The establishment of the college was met with criticism by the press, F. D. Maurice was forced to defend the intention of teaching mathematics to women against claims of its 'dangerous' consequences.

The composers William Sterndale Bennett and John Pyke Hullah were among the founding directors.

In the early days of the college, lectures were given to a single classroom of girls ranging from 12 to 20 years of age. The younger pupils were soon to be given their own school at the back of the buildings, which was also open to boys. The Waiting Room became the place where girls would gather and be introduced by the Lady Resident to their chaperones who remained with them throughout their classes and were known as the 'Lady Visitors' (one of them being Henrietta Stanley, Baroness Stanley of Alderley). When the college was separated from the Governesses' Benevolent Institution in 1853, a new Governing Council was established, with the 'Visitor', the Bishop of London as its figurehead, an arrangement which continues to this day.

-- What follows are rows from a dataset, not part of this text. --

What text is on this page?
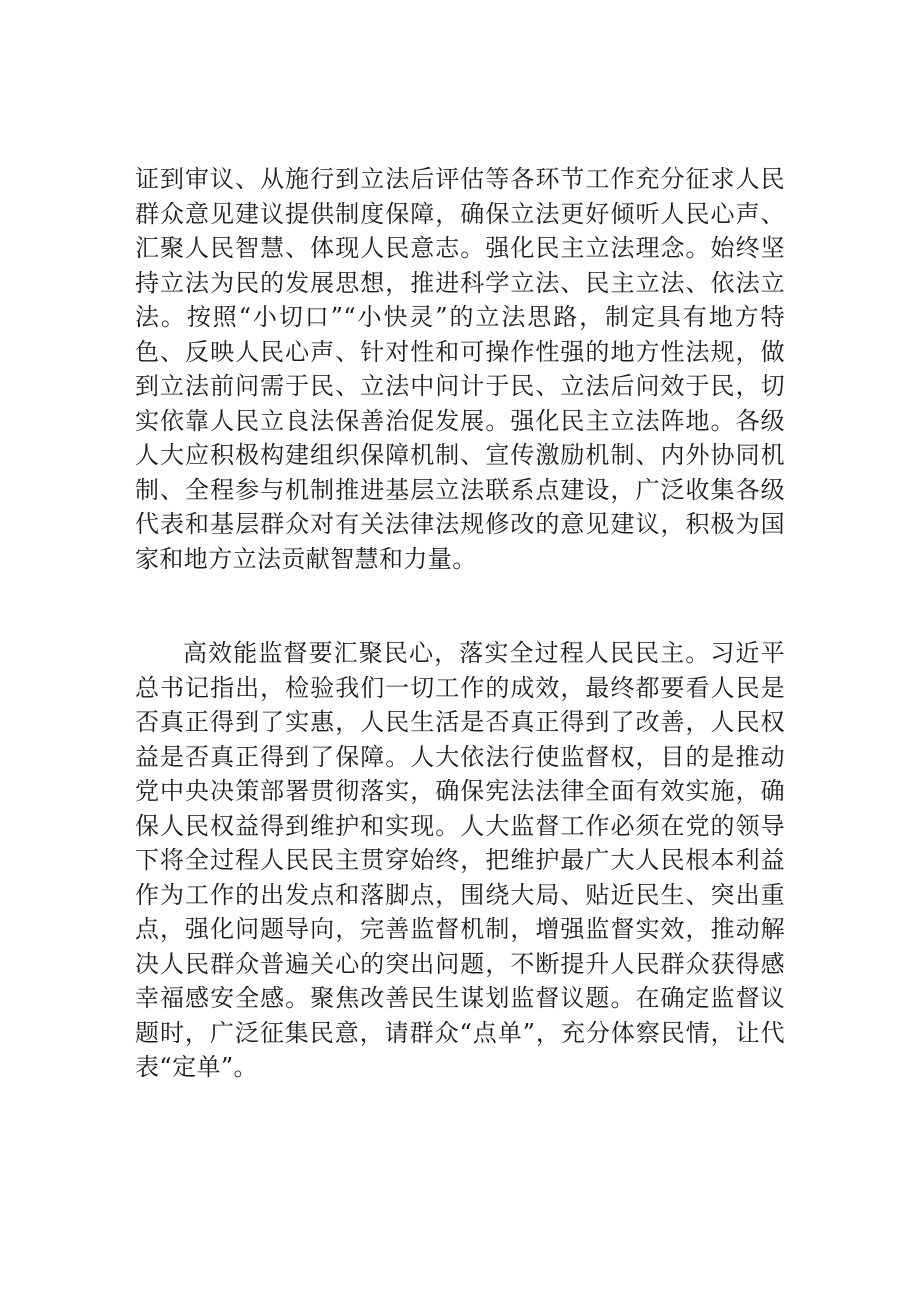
证到审议、从施行到立法后评估等各环节工作充分征求人民群众意见建议提供制度保障，确保立法更好倾听人民心声、汇聚人民智慧、体现人民意志。强化民主立法理念。始终坚持立法为民的发展思想，推进科学立法、民主立法、依法立法。按照“小切口”“小快灵”的立法思路，制定具有地方特色、反映人民心声、针对性和可操作性强的地方性法规，做到立法前问需于民、立法中问计于民、立法后问效于民，切实依靠人民立良法保善治促发展。强化民主立法阵地。各级人大应积极构建组织保障机制、宣传激励机制、内外协同机制、全程参与机制推进基层立法联系点建设，广泛收集各级代表和基层群众对有关法律法规修改的意见建议，积极为国家和地方立法贡献智慧和力量。

高效能监督要汇聚民心，落实全过程人民民主。习近平总书记指出，检验我们一切工作的成效，最终都要看人民是否真正得到了实惠，人民生活是否真正得到了改善，人民权益是否真正得到了保障。人大依法行使监督权，目的是推动党中央决策部署贯彻落实，确保宪法法律全面有效实施，确保人民权益得到维护和实现。人大监督工作必须在党的领导下将全过程人民民主贯穿始终，把维护最广大人民根本利益作为工作的出发点和落脚点，围绕大局、贴近民生、突出重点，强化问题导向，完善监督机制，增强监督实效，推动解决人民群众普遍关心的突出问题，不断提升人民群众获得感幸福感安全感。聚焦改善民生谋划监督议题。在确定监督议题时，广泛征集民意，请群众“点单”，充分体察民情，让代表“定单”。
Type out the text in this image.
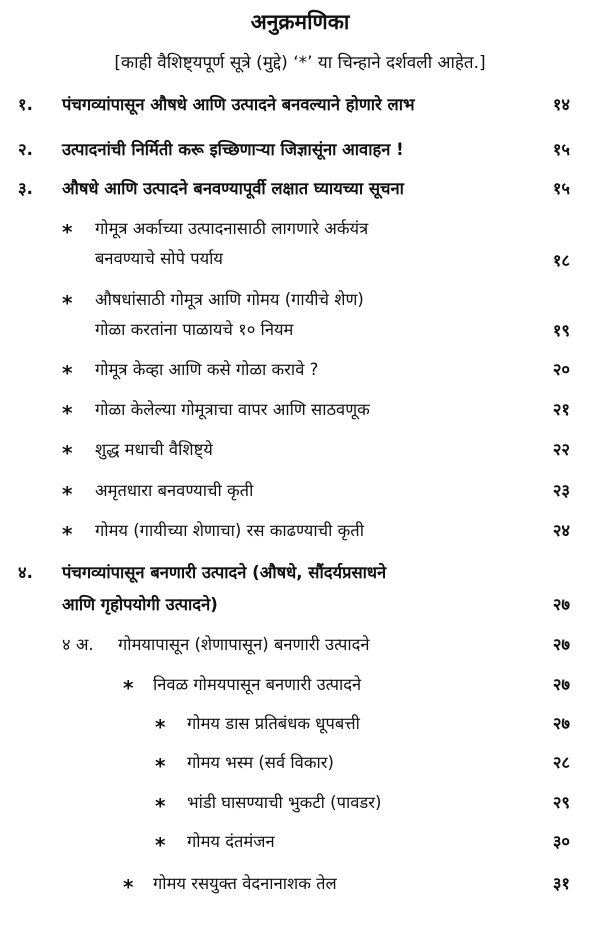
अनुक्रमणिका
[काही वैशिष्ट्यपूर्ण सूत्रे (मुद्दे) ‘*’ या चिन्हाने दर्शवली आहेत.]
१. पंचगव्यांपासून औषधे आणि उत्पादने बनवल्याने होणारे लाभ	१४
२. उत्पादनांची निर्मिती करू इच्छिणाऱ्या जिज्ञासूंना आवाहन !	१५
३. औषधे आणि उत्पादने बनवण्यापूर्वी लक्षात घ्यायच्या सूचना	१५
* गोमूत्र अर्काच्या उत्पादनासाठी लागणारे अर्कयंत्र
बनवण्याचे सोपे पर्याय	१८
* औषधांसाठी गोमूत्र आणि गोमय (गायीचे शेण)
गोळा करतांना पाळायचे १० नियम	१९
* गोमूत्र केव्हा आणि कसे गोळा करावे ?	२०
* गोळा केलेल्या गोमूत्राचा वापर आणि साठवणूक	२१
* शुद्ध मधाची वैशिष्ट्ये	२२
* अमृतधारा बनवण्याची कृती	२३
* गोमय (गायीच्या शेणाचा) रस काढण्याची कृती	२४
४. पंचगव्यांपासून बनणारी उत्पादने (औषधे, सौंदर्यप्रसाधने
आणि गृहोपयोगी उत्पादने)	२७
४ अ. गोमयापासून (शेणापासून) बनणारी उत्पादने	२७
* निवळ गोमयपासून बनणारी उत्पादने	२७
* गोमय डास प्रतिबंधक धूपबत्ती	२७
* गोमय भस्म (सर्व विकार)	२८
* भांडी घासण्याची भुकटी (पावडर)	२९
* गोमय दंतमंजन	३०
* गोमय रसयुक्त वेदनानाशक तेल	३१
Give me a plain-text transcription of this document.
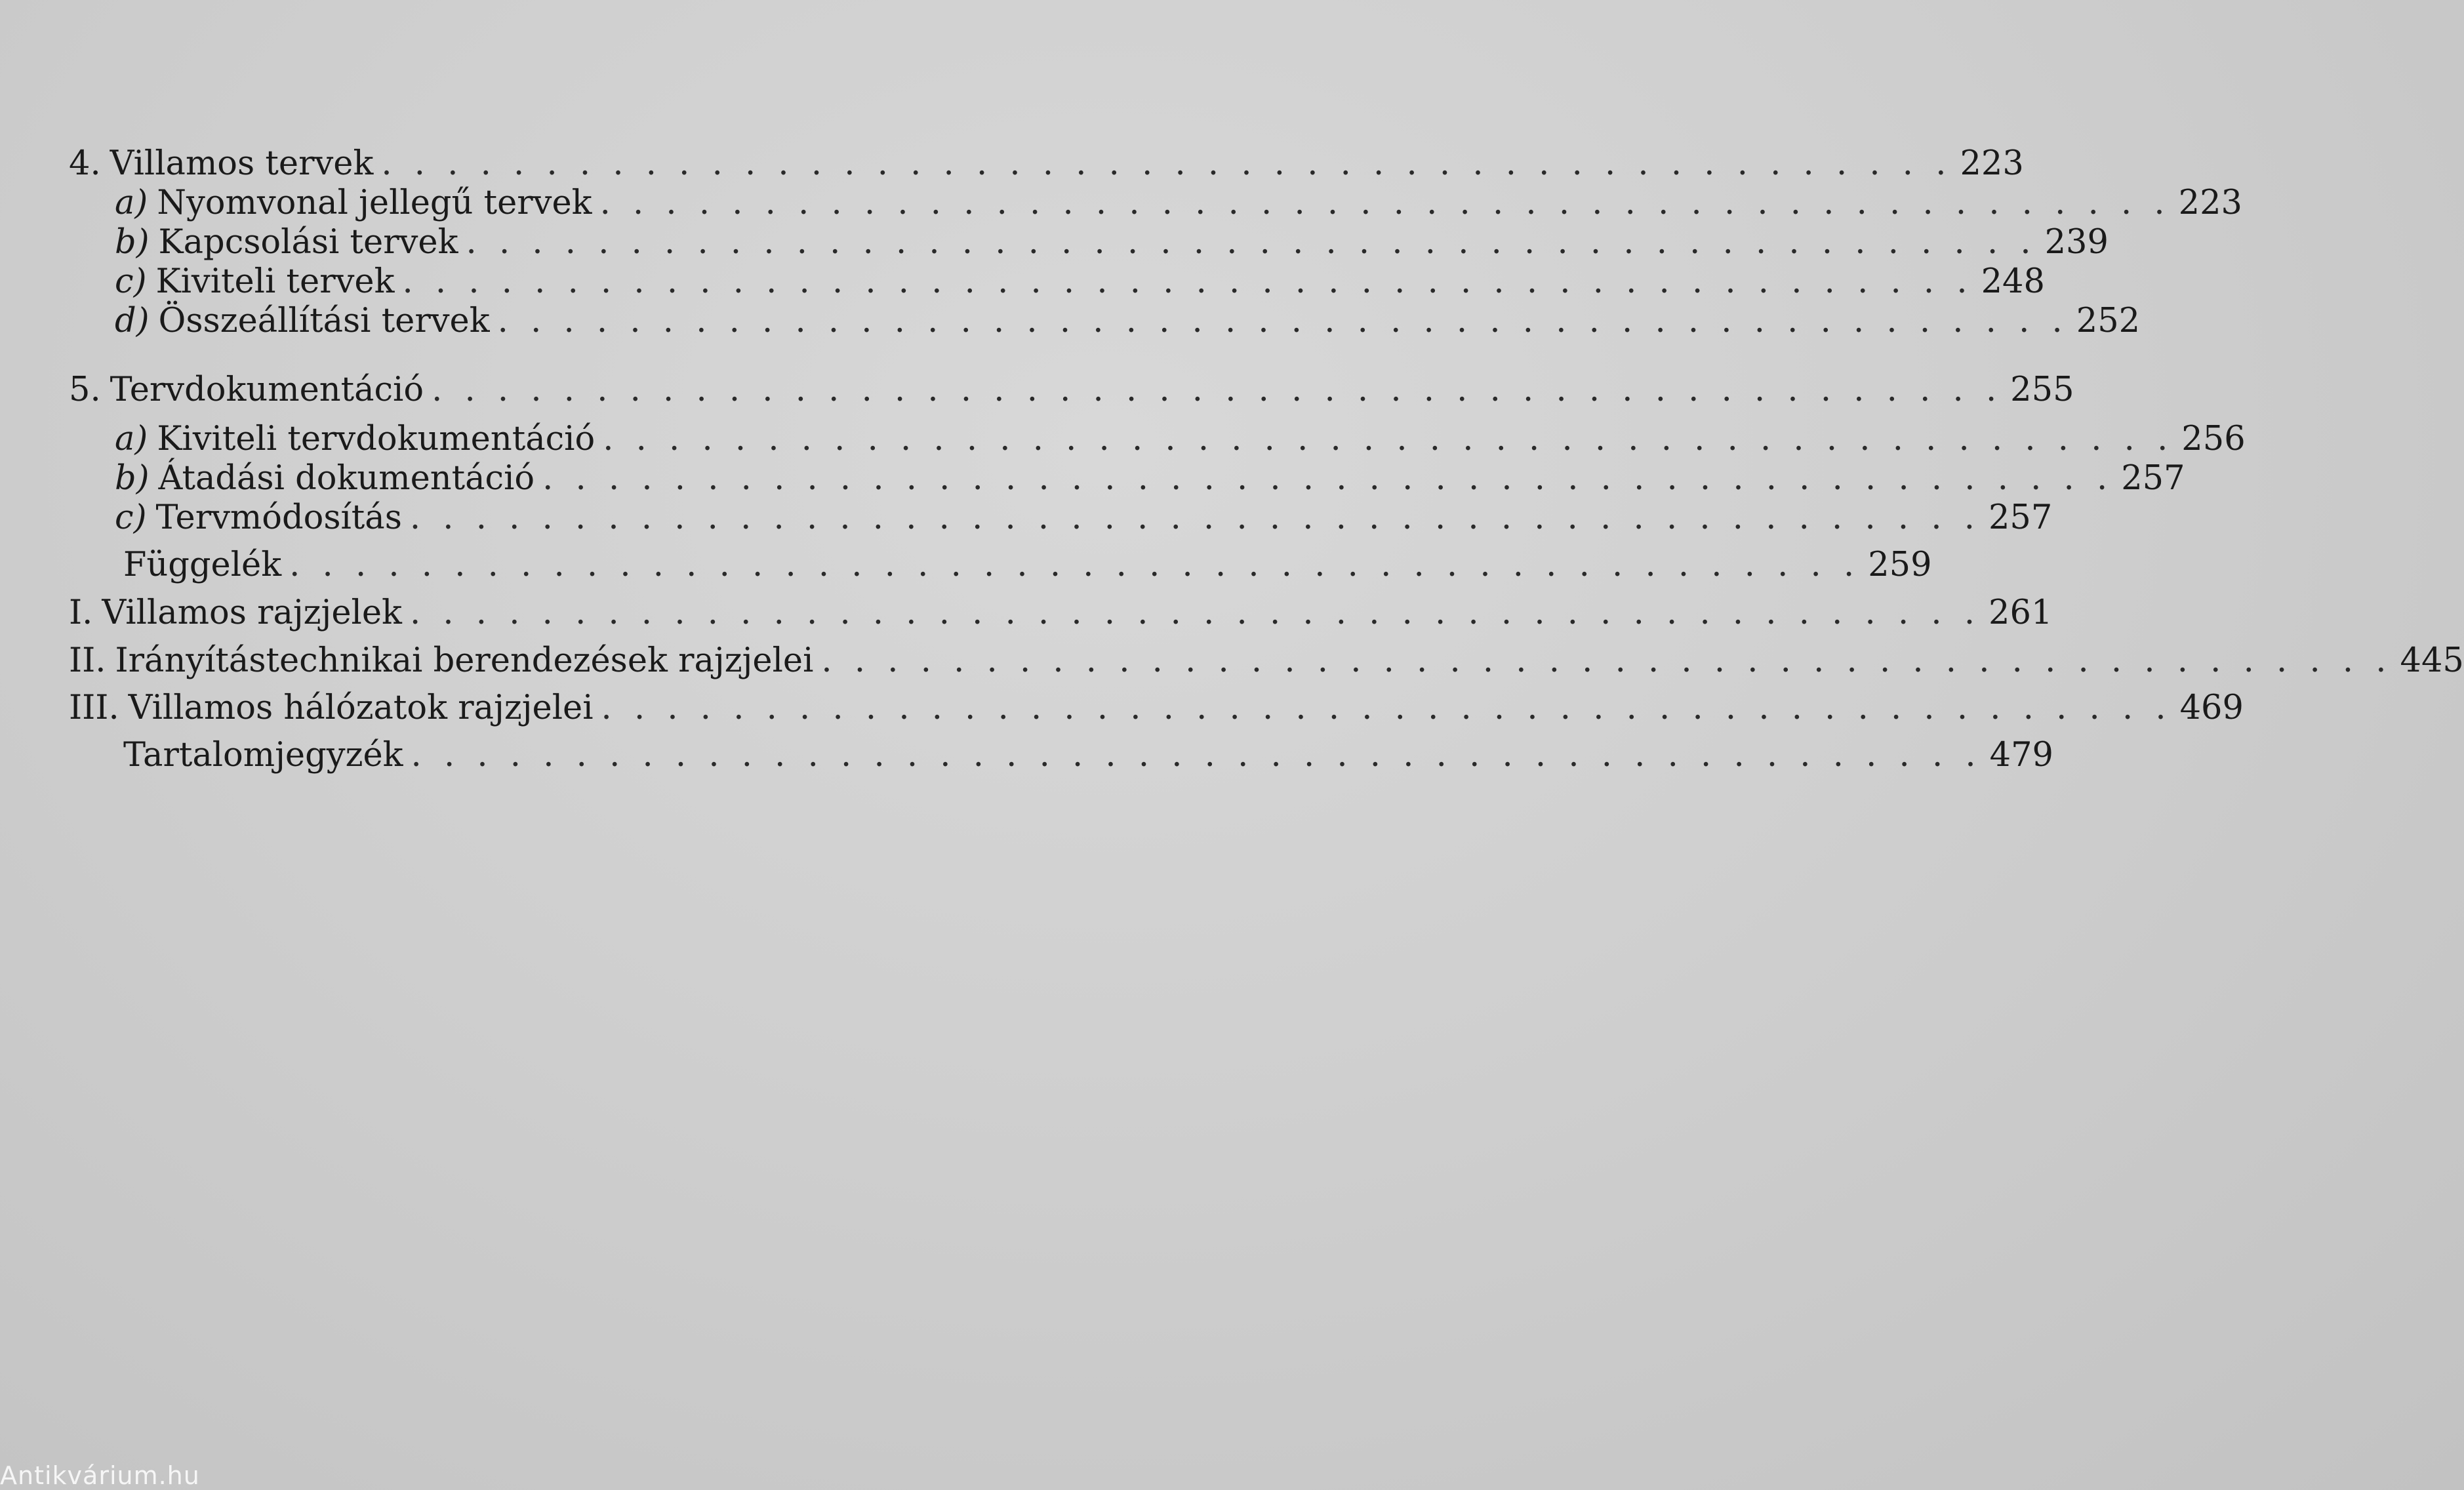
4. Villamos tervek . . . . . . . . . . . . . . . . . . . . . . . . . . . . . . . . . . . . . . . . . . . . . . . . 223
a) Nyomvonal jellegű tervek . . . . . . . . . . . . . . . . . . . . . . . . . . . . . . . . . . . . . . . . . . . . . . . . 223
b) Kapcsolási tervek . . . . . . . . . . . . . . . . . . . . . . . . . . . . . . . . . . . . . . . . . . . . . . . . 239
c) Kiviteli tervek . . . . . . . . . . . . . . . . . . . . . . . . . . . . . . . . . . . . . . . . . . . . . . . . 248
d) Összeállítási tervek . . . . . . . . . . . . . . . . . . . . . . . . . . . . . . . . . . . . . . . . . . . . . . . . 252
5. Tervdokumentáció . . . . . . . . . . . . . . . . . . . . . . . . . . . . . . . . . . . . . . . . . . . . . . . . 255
a) Kiviteli tervdokumentáció . . . . . . . . . . . . . . . . . . . . . . . . . . . . . . . . . . . . . . . . . . . . . . . . 256
b) Átadási dokumentáció . . . . . . . . . . . . . . . . . . . . . . . . . . . . . . . . . . . . . . . . . . . . . . . . 257
c) Tervmódosítás . . . . . . . . . . . . . . . . . . . . . . . . . . . . . . . . . . . . . . . . . . . . . . . . 257
Függelék . . . . . . . . . . . . . . . . . . . . . . . . . . . . . . . . . . . . . . . . . . . . . . . . 259
I. Villamos rajzjelek . . . . . . . . . . . . . . . . . . . . . . . . . . . . . . . . . . . . . . . . . . . . . . . . 261
II. Irányítástechnikai berendezések rajzjelei . . . . . . . . . . . . . . . . . . . . . . . . . . . . . . . . . . . . . . . . . . . . . . . . 445
III. Villamos hálózatok rajzjelei . . . . . . . . . . . . . . . . . . . . . . . . . . . . . . . . . . . . . . . . . . . . . . . . 469
Tartalomjegyzék . . . . . . . . . . . . . . . . . . . . . . . . . . . . . . . . . . . . . . . . . . . . . . . . 479
Antikvárium.hu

Following the resignation of Maurice in 1853, Richard Chenevix Trench became the first principal and took over as Chair of the Committee of Education.

The college had resisted attempts to become, or merge with, a college of London University. The Lady Resident Eleanor Grove and linguist Rosa Morison had left together in the 1880s because of this and they returned to lead College Hall, London.

The practice of offering lectures from visitors throughout the year is a tradition of the college.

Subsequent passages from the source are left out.